Due to the presence of multimorbilities, polymedication, increased use of inappropriate medications for the elderly, the elderly person is exposed to an increased risk of adverse drug events, with harmful effects on the health and quality of life of the elderly. In these circumstances, where the damage of intensive control of pathologies probably exceeds the benefits, we speak in the notion of “overtreatment” (6). Overtreatment is not a new concept, it is used to mean unnecessary medical or surgical interventions. However, it has recently become a public health problem, whose reasons most commonly pointed out by clinicians as a cause of this over-prescription are fear, neglect and pressure of the patient (7).

In addition to these reasons, we also highlight a certain “dictatorship” of the treatment guidelines for the various chronic pathologies, which do not discriminate the old person with various diseases of the young adult patient (8). In this sense, the individualized approach in the practice of care to the old person, with regard to pharmacological treatment, imposes an ethical reflection and deliberation. To the extent that drugs are substances with proven biological activity, they are therefore at higher risk for the older person. In view of the physiological weaknesses common in the elderly, the use of medicines should be based on the ethical principles of caution and non-maleficence. This means conducting a clinical trial with the responsibility of weighing the risks and benefits of medicines and making a choice.

This choice can have two possible paths. It can go through a decision based on the rigidity of the guidelines directed to the pathology and less to the person. Instead, it can go through a decision based on clinical experience, adjusting doses and dosages against the specific pathological condition of the old person. In this context, applying the principles of prudence and non-maleficence consists of making reasonable and balanced decisions for a specific person.

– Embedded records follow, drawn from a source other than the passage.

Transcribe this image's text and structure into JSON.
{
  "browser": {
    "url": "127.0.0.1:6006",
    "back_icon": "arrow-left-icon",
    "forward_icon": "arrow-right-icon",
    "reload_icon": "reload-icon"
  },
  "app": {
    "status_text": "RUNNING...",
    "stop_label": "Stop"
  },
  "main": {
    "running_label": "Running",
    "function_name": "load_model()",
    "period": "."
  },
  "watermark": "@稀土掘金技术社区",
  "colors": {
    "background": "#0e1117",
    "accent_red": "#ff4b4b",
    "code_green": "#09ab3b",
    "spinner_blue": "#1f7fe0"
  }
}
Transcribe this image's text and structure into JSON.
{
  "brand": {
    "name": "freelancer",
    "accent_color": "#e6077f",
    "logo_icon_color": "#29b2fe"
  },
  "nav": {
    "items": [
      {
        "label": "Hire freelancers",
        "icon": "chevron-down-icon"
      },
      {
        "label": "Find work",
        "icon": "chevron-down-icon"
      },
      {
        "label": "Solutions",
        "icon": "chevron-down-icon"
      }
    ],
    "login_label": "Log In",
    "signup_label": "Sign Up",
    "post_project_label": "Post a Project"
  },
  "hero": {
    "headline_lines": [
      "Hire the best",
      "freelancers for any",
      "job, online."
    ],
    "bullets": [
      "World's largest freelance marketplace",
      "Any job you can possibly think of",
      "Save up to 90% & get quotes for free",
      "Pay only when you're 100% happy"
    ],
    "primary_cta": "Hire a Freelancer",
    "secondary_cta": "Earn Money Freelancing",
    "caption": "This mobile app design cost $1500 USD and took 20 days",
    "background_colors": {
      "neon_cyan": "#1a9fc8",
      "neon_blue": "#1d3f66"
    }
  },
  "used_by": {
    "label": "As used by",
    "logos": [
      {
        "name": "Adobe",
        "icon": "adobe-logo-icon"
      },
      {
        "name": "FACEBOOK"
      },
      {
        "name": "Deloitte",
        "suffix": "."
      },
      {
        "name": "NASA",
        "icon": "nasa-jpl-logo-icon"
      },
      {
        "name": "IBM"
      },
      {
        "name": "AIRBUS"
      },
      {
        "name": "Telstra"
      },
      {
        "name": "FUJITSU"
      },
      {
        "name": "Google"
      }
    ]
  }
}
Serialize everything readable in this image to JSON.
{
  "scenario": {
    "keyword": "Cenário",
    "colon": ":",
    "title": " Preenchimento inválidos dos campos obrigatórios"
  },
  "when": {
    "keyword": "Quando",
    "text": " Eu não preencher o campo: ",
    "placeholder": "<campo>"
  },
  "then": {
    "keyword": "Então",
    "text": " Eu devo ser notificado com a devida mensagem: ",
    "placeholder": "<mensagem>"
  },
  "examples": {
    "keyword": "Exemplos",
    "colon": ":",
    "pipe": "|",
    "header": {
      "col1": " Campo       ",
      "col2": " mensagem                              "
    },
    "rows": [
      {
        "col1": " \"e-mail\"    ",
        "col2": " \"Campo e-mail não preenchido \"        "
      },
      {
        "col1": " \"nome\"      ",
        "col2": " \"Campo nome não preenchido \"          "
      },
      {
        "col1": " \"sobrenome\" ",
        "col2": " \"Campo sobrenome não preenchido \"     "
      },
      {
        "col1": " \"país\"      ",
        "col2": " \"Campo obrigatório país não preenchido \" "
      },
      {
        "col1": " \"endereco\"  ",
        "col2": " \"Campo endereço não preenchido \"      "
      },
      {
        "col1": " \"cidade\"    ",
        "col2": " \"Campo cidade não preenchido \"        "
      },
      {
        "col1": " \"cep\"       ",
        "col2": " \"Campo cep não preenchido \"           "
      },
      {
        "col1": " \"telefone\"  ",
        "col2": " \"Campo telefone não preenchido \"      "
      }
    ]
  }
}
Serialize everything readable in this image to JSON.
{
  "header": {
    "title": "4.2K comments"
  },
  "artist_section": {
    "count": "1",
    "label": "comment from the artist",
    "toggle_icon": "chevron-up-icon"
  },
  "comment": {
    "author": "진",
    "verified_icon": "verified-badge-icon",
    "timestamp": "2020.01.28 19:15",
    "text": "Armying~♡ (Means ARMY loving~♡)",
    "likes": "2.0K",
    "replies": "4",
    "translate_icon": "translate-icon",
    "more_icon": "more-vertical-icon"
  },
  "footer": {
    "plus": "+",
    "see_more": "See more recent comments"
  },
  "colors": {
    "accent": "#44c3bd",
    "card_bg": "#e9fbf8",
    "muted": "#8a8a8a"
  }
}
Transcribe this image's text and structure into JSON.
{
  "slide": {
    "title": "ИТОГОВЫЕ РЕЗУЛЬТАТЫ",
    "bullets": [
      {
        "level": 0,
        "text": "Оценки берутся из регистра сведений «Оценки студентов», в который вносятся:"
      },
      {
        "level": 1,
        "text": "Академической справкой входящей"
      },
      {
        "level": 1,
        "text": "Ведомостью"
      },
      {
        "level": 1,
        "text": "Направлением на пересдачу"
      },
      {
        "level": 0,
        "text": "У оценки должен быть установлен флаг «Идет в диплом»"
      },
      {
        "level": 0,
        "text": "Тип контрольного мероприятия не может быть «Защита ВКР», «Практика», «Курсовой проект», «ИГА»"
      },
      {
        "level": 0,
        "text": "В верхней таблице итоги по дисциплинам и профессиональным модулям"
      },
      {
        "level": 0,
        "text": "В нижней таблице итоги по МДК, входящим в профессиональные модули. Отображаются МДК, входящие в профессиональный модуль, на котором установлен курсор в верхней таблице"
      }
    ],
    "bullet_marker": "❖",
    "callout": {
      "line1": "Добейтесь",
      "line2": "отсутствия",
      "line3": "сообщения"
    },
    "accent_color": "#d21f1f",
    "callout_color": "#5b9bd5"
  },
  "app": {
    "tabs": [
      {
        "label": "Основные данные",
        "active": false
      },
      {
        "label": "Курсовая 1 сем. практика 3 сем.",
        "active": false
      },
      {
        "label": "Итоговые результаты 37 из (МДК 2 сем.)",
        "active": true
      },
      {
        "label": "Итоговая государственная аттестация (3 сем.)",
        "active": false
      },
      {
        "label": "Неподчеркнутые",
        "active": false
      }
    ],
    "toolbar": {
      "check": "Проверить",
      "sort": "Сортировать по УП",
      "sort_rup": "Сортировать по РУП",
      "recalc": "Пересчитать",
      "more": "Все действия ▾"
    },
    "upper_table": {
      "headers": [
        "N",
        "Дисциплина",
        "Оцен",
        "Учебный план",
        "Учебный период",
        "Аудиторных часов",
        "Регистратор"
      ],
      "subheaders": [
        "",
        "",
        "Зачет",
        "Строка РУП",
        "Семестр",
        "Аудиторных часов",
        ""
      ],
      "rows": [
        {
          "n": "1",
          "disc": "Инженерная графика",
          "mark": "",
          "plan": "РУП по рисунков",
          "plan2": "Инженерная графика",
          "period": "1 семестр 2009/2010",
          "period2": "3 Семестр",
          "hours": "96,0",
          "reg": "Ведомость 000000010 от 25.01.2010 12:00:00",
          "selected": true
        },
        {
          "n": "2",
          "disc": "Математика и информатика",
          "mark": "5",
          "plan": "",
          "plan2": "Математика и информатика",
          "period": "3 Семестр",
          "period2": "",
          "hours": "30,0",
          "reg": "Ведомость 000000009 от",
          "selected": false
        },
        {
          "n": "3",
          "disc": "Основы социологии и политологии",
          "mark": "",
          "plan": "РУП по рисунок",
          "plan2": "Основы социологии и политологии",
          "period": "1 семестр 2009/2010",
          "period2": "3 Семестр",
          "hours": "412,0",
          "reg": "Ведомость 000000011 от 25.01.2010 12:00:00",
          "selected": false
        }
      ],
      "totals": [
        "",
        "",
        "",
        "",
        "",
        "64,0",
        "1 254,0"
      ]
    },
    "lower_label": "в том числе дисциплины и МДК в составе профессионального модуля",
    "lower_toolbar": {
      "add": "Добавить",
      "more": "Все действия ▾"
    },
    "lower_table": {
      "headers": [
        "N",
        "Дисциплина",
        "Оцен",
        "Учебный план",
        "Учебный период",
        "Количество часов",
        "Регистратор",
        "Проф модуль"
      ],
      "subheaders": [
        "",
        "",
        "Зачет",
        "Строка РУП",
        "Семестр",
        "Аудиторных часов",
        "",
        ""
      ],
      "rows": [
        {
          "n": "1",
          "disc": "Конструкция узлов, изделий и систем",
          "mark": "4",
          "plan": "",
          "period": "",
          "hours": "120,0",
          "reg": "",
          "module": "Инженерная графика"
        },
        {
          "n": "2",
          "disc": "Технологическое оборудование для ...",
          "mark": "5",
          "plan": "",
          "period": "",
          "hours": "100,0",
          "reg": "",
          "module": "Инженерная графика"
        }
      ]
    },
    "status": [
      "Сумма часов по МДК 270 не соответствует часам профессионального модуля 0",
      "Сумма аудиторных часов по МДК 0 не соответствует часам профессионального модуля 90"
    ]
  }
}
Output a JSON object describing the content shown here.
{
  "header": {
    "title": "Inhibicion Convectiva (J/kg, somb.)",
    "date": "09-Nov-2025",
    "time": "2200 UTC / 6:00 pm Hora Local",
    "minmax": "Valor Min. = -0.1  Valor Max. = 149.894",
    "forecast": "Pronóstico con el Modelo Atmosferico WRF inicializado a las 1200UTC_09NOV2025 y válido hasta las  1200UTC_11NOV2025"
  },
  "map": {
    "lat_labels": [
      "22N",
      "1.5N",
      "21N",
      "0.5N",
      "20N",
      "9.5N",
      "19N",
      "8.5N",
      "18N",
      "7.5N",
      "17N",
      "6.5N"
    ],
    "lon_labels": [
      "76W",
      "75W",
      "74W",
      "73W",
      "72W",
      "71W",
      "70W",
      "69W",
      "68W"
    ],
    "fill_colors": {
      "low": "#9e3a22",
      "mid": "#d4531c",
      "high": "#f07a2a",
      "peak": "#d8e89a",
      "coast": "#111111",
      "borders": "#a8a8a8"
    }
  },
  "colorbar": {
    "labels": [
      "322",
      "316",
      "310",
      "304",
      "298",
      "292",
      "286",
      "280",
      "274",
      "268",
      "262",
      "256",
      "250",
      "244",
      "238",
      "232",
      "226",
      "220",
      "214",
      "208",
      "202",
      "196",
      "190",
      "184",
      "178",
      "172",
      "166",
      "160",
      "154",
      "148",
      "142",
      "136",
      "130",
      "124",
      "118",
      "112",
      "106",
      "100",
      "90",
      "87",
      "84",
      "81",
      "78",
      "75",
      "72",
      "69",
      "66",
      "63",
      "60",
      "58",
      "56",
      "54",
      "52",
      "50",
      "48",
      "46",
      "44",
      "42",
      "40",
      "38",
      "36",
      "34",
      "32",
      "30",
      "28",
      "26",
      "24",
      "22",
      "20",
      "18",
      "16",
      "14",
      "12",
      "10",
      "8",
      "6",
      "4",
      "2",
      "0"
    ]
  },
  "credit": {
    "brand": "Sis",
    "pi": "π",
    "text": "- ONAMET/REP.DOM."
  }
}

By embodying good professional practice in a relationship of closeness and respect for the dignity of the person, the prescription of medicines to the elderly citizen must consider the right of the person to participate in this decision-making. Looking at the needs, interests and values of the person and full respect for the autonomy of the old person, the prescription of medicines constitutes a shared responsibility for a good that both have the duty to care for and protect - health. In this regard, the various studies suggest that the development of a relationship of trust between the physician-elderly is an important and decisive factor to reduce the excess prescription (9). We know that the present time does not favor or promote communication and interpersonal relationships between health professionals and patients to ask questions about the medication that is prescribed. This situation ends up exposing the elderly to an unnecessary risk, related to the side effects and adverse reactions of the medicines, which often cause them harm.

Thus, the increased vulnerability of people of geriatric age justifies that the counseling and use of drugs in this group be carried out in a personalized way, considering the interests and will of the patient, so that the final choice complies with all the precepts of a correct deliberation from the clinical point of view, but also ethical.